When Lev Parnas and Igor Fruman, legitimate businessmen and clients of Trump’s personal attorney Rudy Giuliani, were arrested in October on federal charges related to their work with Giuliani in Ukraine, President Trump immediately dissociated himself from the pair. “I don’t know those gentlemen,” he said, dismissing multiple pictures taken with Parnas as evidence of their connection “because I have a picture with everybody.”
Parnas and Fruman appeared ready to play along. Before their October 10 arrest, they hired John Dowd, who had previously represented Trump during the Mueller investigation, as their attorney. According to the New York Times, the president signed off on the move — another sign that Trump’s claim of ignorance may not have been genuine.
After the arrest, another lawyer for the pair called the SDNY investigation into their campaign-finance violations a “smear campaign driven by self-serving and misleading leaks,” suggesting less than a total willingness to cooperate with prosecutors.
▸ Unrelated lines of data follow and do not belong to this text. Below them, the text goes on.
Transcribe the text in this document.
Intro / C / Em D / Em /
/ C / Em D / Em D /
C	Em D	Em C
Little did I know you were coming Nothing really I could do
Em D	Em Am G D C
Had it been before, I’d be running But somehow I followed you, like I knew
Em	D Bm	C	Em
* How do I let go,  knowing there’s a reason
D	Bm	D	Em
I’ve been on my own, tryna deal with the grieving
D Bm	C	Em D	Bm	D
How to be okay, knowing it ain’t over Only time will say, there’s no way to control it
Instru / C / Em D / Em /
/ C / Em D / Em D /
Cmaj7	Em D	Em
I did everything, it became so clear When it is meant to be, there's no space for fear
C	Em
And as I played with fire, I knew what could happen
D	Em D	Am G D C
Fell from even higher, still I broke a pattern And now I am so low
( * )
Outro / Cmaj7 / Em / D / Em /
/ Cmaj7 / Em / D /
Parnas also ignored a request from the House committees leading impeachment to provide documents and testimony related to his work in Ukraine.
But according to a statement provided by Parnas’s lawyer to Reuters, Trump’s tendency to throw staffers and surrogates under the bus may have changed his mind. “Mr. Parnas was very upset by President Trump’s plainly false statement that he did not know him,” said Parnas’s lawyer Joseph Bondy. Parnas, who no longer retains Dowd, will now cooperate with the impeachment inquiries’ requests “when they are legally proper,” according to Bondy.
Parnas’s cooperation could be a major break for House Democrats running the impeachment inquiry. Though several administration members and alumni have testified on the danger of Giuliani’s shadow state department, the testimony of one of his fixers could shed light on the workings of their operation to dig for compromising information on Hunter Biden and push to remove U.S. ambassador to Ukraine Marie L. Yovanovitch. According to Reuters, Parnas said “he played a key role in connecting Giuliani to Ukrainian officials.” And according to former U.S. prosecutor Joyce Vance, his cooperation should concern Giuliani, to whom Parnas’s company Fraud Guarantee has paid $500,000 in consulting fees:
Last week, the president and Republican allies quickly found talking points to deride the testimony of decorated Iraq War veteran and the National Security Council’s Ukraine expert Alexander Vindman as a “spy.” Judging from that standard, anticipate Parnas’s decision to cooperate with the impeachment inquiry as an open-season call for GOP leaders to attack the fraud guarantor on his extremely shady reputation. Like with the testimony of Michael Cohen, it’s important to remember who Parnas was doing the fixing for.